Что ж, мир вам, где бы вы ни были, и вашему дому. Моя жена и Мэри шлют любовь вам всем, как и я, [который] остается, как всегда.
Искренне ваш,
ОРВИЛЛ ДЬЮИ.
Его дочерям.
СЕНТ-ДЕЙВИДС, 23 февраля 1869 г.
. . . У нас все идет очень хорошо, мы не больны и не печальны. Наши зимние вечерние чтения в этом сезоне были очень удачными. Сначала «Жизнь и письма лорда Джеффри», а теперь «Интеллектуальное развитие Европы» Дрейпера. Я читал ее раньше, но это более великая книга, чем я думал. Должен сказать, что я предпочел бы проводить вечера так, как мы — немного писать, немного читать, затем тихая игра, а потом снова за письменный стол, — чем испытывать судьбу в обществе, в городе или в деревне. Если я смогу заставить вас думать так же, как я, мы проживем здесь счастливую жизнь. Дай Бог, чтобы я не впал в жизнь, полную боли! При нашем хорошем настроении, в котором мы сейчас пребываем, мы каждый день пускаемся в такие драматические выходки, что они способны рассмешить кошку — животное не крупнее.
Надеясь, что у вас найдется столько же глупости, ибо что говорит Пейли? «Тот, кто не бывает глуп иногда, всегда глуп», — и желая вам всем веселья, я, как всегда,
Ваш любящий отец,
ОРВИЛЛ ДЬЮИ.
Невозможно представить ничего более мирного, чем уединение Шеффилда. Удаленная от основных путей сообщения и путешествий, даже теперь, когда через нее проходит железная дорога, деревня остается, как и последние сто пятьдесят лет, тихим центром тихих ферм, раскинувшихся на четыре или пять миль вокруг. Хусатоник блуждает по своей сладкой и ленивой воле среди лугов, поворачивая и возвращаясь к самому себе, пока не намотает двадцать миль, пересекая восьмимильный округ, но так и не вращая мельничное колесо и не предлагая поддержки никакой другой индустрии, кроме ондатр, роющих норы в его берегах, или зимородков, разбивающих его зеркальную гладь в погоне за добычей. Там нет шумных фабрик; никакой грохот механизмов или лихорадочная активность торговли не нарушают общего спокойствия; и тихая долина лежит между окружающими ее холмами, словно это и впрямь та счастливая абиссинская долина, которую мой отец воображал в детстве.
Люди разделяют спокойствие ландшафта. Как и многие города Новой Англии, где ни водная энергия, ни крупный капитал не дают возможностей для производства, а сельское хозяйство приносит лишь медленную отдачу, деревня постепенно лишилась большей части своего активного и предприимчивого молодого населения и в основном занята людьми на покое и тихими жителями, которые поддерживают очень мягкое оживление общественной жизни, за исключением месяца или двух летом, когда улицы оживают от притока гостей извне.

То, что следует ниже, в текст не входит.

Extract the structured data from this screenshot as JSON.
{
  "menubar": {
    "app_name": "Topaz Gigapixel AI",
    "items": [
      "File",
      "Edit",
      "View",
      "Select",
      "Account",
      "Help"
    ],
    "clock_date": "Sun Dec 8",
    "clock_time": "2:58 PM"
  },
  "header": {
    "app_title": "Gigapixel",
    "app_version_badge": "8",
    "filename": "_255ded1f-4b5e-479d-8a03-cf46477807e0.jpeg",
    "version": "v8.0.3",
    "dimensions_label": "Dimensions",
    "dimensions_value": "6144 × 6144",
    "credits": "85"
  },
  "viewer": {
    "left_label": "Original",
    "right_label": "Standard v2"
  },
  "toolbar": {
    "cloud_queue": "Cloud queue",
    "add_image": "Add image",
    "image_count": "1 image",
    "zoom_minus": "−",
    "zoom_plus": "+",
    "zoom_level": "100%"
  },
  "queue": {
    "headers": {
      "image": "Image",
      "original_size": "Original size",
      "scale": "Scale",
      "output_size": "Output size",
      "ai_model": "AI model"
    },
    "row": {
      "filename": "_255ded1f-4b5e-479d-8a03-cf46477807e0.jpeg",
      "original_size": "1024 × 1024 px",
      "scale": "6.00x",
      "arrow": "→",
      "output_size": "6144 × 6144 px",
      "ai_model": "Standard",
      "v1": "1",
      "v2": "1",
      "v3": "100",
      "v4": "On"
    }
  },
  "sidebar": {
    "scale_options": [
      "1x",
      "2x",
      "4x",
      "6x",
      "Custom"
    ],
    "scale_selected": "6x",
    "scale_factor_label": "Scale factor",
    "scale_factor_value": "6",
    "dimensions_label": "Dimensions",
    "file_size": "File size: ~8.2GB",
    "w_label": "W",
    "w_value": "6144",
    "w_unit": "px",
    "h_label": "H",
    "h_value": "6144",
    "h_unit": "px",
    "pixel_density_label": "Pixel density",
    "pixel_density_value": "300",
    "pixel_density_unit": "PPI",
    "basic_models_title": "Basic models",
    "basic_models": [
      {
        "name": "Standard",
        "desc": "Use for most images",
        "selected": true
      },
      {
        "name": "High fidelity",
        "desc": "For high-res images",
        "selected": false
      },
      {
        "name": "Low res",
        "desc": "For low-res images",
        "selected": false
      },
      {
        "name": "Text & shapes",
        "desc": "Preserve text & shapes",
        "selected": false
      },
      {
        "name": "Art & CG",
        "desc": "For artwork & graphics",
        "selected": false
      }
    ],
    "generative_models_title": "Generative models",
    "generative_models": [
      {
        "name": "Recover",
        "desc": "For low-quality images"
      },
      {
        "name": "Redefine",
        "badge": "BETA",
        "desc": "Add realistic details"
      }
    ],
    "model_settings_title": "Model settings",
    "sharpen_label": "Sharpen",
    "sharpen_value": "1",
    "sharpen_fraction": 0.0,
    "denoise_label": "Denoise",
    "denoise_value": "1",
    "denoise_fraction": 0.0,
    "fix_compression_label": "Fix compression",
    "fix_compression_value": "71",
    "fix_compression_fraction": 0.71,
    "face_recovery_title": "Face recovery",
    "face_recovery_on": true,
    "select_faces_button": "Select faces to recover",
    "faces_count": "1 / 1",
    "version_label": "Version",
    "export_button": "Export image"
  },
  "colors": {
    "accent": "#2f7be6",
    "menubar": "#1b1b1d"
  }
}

Семьдесят лет назад все, должно быть, было совсем иначе. Вместо трех малопосещаемых церквей, разделенных бесконечно малыми различиями в вероучении и большими вариациями в управлении и дисциплине, все люди тогда привыкли собираться в одной переполненной церкви; а священник, живший там всю жизнь, управлял церковью и приходом с широкой и бесспорной властью. Было несколько врачей со своими группами студентов и юристы с окружной известностью, каждый с молодыми людьми, обучающимися под его руководством; и все они составляли ядро общества, которое было одновременно веселым и вдумчивым и которое получало сильный импульс к саморазвитию благодаря изолированному положению маленькой деревни в те дни. Железные дороги и телеграфы изменили все это, и едва ли найдется сейчас деревушка, столь одинокая, чтобы не чувствовать, как великие приливы мировой жизни ежедневно проносятся сквозь нее, принося с собой лоск и общие сведения, но смывая многое из той пикантной индивидуальности и сосредоточенной умственной деятельности, которые прежде составляли суть ее бытия. Шеффилд с каждым годом прибавлял во внешней красоте и утонченности, но, судя по преданиям, потерял в интеллектуальной силе. Сейчас больше легкого чтения и меньше серьезного, гораздо больше знакомства с газетами и журналами и меньше знаний о великих поэтах, чем в юности моего отца; но его любовь к месту своего рождения оставалась неизменной, и его глаза и сердце черпали покой в его мирной и знакомой красоте.
Уильяму Каллену Брайанту, эсквайру.
СЕНТ-ДЕЙВИДС, 6 октября 1869 г.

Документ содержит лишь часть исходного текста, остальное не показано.